It was well that this was so, for on the 8th of December Commandant Prinsloo, of the Orange Free State, with a thousand horsemen and two light seven-pounder guns, appeared suddenly at Enslin and vigorously attacked the two companies of the Northampton Regiment who held the station. At the same time they destroyed a couple of culverts and tore up three hundred yards of the permanent way. For some hours the Northamptons under Captain Godley were closely pressed, but a telegram had been despatched to Modder Camp, and the 12th Lancers with the ubiquitous 62nd Battery were sent to their assistance. The Boers retired with their usual mobility, and in ten hours the line was completely restored.

Reinforcements were now reaching the Modder River force, which made it more formidable than when it had started. A very essential addition was that of the 12th Lancers and of G battery of Horse Artillery, which would increase the mobility of the force and make it possible for the General to follow up a blow after he had struck it. The magnificent regiments which formed the Highland Brigade--the 2nd Black Watch, the 1st Gordons, the 2nd Seaforths, and the 1st Highland Light Infantry had arrived under the gallant and ill-fated Wauchope. Four five-inch howitzers had also come to strengthen the artillery. At the same time the Canadians, the Australians, and several line regiments were moved up on the line from De Aar to Belmont. It appeared to the public at home that there was the material for an overwhelming advance; but the ordinary observer, and even perhaps the military critic, had not yet appreciated how great is the advantage which is given by modern weapons to the force which acts upon the defensive. With enormous pains Cronje and De la Rey were entrenching a most formidable position in front of our advance, with a confidence, which proved to be justified that it would be on their own ground and under their own conditions that in this, as in the three preceding actions, we should engage them.

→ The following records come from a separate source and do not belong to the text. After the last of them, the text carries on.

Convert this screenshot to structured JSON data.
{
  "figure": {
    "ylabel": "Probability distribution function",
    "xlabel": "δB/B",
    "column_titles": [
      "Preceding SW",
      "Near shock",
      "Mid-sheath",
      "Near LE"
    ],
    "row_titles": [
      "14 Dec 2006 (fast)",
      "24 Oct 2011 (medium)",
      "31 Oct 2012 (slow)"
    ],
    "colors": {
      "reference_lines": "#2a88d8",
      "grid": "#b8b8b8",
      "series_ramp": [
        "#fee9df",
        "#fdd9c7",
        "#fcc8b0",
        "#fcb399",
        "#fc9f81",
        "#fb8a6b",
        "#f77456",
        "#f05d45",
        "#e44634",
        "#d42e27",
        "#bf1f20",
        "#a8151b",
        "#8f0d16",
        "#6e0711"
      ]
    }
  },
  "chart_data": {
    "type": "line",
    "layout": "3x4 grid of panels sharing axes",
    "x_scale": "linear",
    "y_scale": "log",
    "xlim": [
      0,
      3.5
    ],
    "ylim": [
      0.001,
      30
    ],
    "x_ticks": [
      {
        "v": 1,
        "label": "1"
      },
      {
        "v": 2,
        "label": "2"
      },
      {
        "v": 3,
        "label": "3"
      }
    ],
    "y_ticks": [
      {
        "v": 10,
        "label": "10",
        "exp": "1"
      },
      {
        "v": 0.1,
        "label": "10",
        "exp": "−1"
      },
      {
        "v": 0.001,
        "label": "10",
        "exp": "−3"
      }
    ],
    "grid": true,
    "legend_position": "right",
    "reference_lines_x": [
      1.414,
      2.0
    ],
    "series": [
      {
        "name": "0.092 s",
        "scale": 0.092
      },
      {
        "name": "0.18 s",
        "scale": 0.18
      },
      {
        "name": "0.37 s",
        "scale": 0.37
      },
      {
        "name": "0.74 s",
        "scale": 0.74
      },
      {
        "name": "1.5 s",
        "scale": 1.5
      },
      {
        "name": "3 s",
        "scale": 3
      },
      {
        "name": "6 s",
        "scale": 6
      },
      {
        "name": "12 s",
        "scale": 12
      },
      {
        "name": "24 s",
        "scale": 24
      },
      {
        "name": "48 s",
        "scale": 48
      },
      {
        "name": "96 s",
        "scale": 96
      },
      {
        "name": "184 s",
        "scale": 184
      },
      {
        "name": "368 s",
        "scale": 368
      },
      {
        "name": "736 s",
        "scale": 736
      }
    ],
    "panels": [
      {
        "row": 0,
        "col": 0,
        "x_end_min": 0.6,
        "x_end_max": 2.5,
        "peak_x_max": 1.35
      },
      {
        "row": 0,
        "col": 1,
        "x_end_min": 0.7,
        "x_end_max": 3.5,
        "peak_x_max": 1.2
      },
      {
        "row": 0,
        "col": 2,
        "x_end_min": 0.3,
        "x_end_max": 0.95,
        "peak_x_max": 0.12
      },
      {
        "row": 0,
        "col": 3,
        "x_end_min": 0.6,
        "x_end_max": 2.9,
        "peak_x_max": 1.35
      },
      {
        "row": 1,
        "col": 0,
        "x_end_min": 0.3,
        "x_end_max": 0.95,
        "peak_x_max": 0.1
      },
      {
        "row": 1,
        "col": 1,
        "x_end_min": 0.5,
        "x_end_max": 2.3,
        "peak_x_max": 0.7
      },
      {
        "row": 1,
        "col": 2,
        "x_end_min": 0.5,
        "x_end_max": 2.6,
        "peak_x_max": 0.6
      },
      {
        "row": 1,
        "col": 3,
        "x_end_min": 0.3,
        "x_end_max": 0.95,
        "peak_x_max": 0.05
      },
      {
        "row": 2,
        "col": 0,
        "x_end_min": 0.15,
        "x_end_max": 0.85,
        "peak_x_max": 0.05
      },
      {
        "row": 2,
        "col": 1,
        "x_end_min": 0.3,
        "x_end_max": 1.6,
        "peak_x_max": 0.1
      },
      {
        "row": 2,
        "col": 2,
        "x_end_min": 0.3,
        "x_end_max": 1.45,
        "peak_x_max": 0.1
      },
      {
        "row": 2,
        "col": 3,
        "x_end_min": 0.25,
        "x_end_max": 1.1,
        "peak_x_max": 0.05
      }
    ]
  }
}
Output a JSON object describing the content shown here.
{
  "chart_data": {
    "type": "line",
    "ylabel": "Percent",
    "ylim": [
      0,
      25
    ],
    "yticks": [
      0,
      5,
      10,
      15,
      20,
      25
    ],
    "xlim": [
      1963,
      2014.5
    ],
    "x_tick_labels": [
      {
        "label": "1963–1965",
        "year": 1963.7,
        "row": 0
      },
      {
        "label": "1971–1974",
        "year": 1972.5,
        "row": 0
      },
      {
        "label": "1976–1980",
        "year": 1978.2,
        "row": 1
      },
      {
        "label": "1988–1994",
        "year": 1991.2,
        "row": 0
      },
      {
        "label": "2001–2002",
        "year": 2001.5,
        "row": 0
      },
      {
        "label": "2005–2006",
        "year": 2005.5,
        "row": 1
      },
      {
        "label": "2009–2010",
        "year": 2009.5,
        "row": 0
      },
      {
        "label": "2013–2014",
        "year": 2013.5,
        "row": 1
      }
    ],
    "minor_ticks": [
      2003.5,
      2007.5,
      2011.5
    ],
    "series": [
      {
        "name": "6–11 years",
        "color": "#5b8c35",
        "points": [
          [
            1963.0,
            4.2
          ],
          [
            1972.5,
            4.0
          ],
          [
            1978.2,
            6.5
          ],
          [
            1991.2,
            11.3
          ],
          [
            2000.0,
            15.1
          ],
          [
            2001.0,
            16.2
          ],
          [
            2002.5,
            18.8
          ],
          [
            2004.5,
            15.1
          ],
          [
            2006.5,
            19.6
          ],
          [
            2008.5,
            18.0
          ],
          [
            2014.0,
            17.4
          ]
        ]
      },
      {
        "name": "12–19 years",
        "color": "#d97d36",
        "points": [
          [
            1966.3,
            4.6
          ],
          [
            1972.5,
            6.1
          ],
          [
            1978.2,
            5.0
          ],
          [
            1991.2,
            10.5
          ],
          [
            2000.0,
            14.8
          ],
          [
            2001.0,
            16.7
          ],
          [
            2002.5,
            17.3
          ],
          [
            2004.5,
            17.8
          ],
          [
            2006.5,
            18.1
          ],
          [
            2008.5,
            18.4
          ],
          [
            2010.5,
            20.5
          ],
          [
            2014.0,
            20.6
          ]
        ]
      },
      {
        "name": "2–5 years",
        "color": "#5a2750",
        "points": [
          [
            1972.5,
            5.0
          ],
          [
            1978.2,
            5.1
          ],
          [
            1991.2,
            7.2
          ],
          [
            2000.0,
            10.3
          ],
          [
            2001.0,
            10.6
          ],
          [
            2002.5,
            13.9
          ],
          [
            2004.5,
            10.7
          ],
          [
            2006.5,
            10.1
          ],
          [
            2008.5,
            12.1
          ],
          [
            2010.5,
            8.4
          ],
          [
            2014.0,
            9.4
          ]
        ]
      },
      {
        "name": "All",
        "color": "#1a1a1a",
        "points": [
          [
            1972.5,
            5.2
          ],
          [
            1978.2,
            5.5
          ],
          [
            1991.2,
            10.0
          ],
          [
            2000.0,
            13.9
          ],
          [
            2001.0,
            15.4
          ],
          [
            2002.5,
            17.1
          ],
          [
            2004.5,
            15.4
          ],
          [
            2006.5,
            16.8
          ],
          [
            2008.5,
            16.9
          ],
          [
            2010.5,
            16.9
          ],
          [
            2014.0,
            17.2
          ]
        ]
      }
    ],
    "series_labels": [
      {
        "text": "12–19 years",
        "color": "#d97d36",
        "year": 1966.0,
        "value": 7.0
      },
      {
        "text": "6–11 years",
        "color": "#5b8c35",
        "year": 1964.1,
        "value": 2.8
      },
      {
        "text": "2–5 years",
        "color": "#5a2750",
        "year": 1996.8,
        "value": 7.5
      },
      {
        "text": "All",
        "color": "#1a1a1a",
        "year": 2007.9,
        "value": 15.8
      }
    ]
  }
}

On the morning of Saturday, December 9th, the British General made an attempt to find out what lay in front of him amid that semicircle of forbidding hills. To this end he sent out a reconnaissance in the early morning, which included G Battery Horse Artillery, the 9th Lancers, and the ponderous 4.7 naval gun, which, preceded by the majestic march of thirty-two bullocks and attended by eighty seamen gunners, creaked forwards over the plain. What was there to shoot at in those sunlit boulder-strewn hills in front? They lay silent and untenanted in the glare of the African day. In vain the great gun exploded its huge shell with its fifty pounds of lyddite over the ridges, in vain the smaller pieces searched every cleft and hollow with their shrapnel. No answer came from the far-stretching hills. Not a flash or twinkle betrayed the fierce bands who lurked among the boulders. The force returned to camp no wiser than when it left.

There was one sight visible every night to all men which might well nerve the rescuers in their enterprise. Over the northern horizon, behind those hills of danger, there quivered up in the darkness one long, flashing, quivering beam, which swung up and down, and up again like a seraphic sword-blade. It was Kimberley praying for help, Kimberley solicitous for news. Anxiously, distractedly, the great De Beers searchlight dipped and rose. And back across the twenty miles of darkness, over the hills where Cronje lurked, there came that other southern column of light which answered, and promised, and soothed. 'Be of good heart, Kimberley. We are here! The Empire is behind us. We have not forgotten you. It may be days, or it may be weeks, but rest assured that we are coming.'

About three in the afternoon of Sunday, December 10th, the force which was intended to clear a path for the army through the lines of Magersfontein moved out upon what proved to be its desperate enterprise. The 3rd or Highland Brigade included the Black Watch, the Seaforths, the Argyll and Sutherlands, and the Highland Light Infantry.